Cybersecurity in 2020 for Financial Firms

Cybersecurity in 2020

First off, Happy 2020 Everyone!

New Year, New Abbreviation! Many of you may have heard about the warning of abbreviating 2020. Abbreviating 2020 could leave you vulnerable to fraud due to the fact that any number can be added after 20. An example is if you wrote 2/16/20, someone could make it 2/16/2015. This can cause major issues opening account documents and legal documents, such as contracts, court paperwork, trust documents, and the like. Concorde wants to make sure all clients are in the know and can protect themselves. Be careful out there!

Multi-Factor Authentication

Recently, the acronym MFA has been used quite frequently and is consistently discussed in many technology and cyber security forums.  MFA stands for Multi-Factor Authentication; it is also commonly referred to as Two-Factor Authentication, but there are only two types of authentication with 2-FA.
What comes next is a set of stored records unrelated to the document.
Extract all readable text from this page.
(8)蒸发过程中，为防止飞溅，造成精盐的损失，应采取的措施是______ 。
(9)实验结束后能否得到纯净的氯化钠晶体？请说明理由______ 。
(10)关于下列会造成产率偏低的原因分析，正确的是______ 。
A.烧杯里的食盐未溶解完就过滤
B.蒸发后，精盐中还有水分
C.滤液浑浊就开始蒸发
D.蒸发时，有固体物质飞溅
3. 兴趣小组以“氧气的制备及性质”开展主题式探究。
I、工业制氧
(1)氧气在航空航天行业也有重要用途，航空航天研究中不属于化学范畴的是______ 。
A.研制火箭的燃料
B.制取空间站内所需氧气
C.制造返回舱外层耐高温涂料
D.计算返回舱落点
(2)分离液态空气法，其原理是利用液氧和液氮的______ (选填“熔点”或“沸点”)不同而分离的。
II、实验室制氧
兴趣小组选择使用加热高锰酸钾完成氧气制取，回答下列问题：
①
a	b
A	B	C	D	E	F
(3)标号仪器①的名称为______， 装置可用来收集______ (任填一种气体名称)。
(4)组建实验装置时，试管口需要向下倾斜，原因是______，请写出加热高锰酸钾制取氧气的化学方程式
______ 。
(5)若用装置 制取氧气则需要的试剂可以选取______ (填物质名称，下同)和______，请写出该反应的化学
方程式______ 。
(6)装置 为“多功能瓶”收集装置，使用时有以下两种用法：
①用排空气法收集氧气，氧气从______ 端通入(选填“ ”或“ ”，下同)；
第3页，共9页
Next you might ask “what does MFA mean exactly”? MFA is a security system that verifies a person’s identity via electronic devices by requiring the user to have multiple credentials. These credentials may include asking for a code from a user’s smartphone, answering a security question, using the users fingerprint and facial recognition for verification purposes.

This type of verification is to protect internal devices from malicious hackers. It is more difficult for an attacker to wreak havoc on an operating system when they must go through more than one credential process to try to access private and sensitive data.

Many institutions have a duty to keep client’s personal identifiable information as secure as possible. Multi- Factor Authentication is being used by Concorde to keep your data as safe as possible.

Juice Jacking

What does juice have to do with cybersecurity? Juice jacking means something completely different in the cybersecurity world. Juice Jacking is when you plug your phone into a public charger and a hacker gets into your phone through injecting a malicious code into the device through the power cable. Thus, the hacker can access all the information on your phone because of the malicious code being injected into your phone from the charger.

The attack is simple but can cause severe damage. The simple act of plugging in your phone into a public charger kiosk can turn your life upside down. Once the hacker can get into your phone they can get into other things like your computer if you have your phone synced with your computer. In general, it is a good idea to stay away from the charging kiosk.

Some ways to avoid Juice Jacking is by keeping your phone at a good battery level, carrying a personal charger, and carrying a backup battery. The easiest thing is carrying a personal charger for just in case purposes. Also, many places sell phone chargers if you need a phone charger on the spot. It is highly suggested to not use kiosk/public phone chargers due to Juice Jacking. The best thing is to be skeptical and protect yourself through being informed.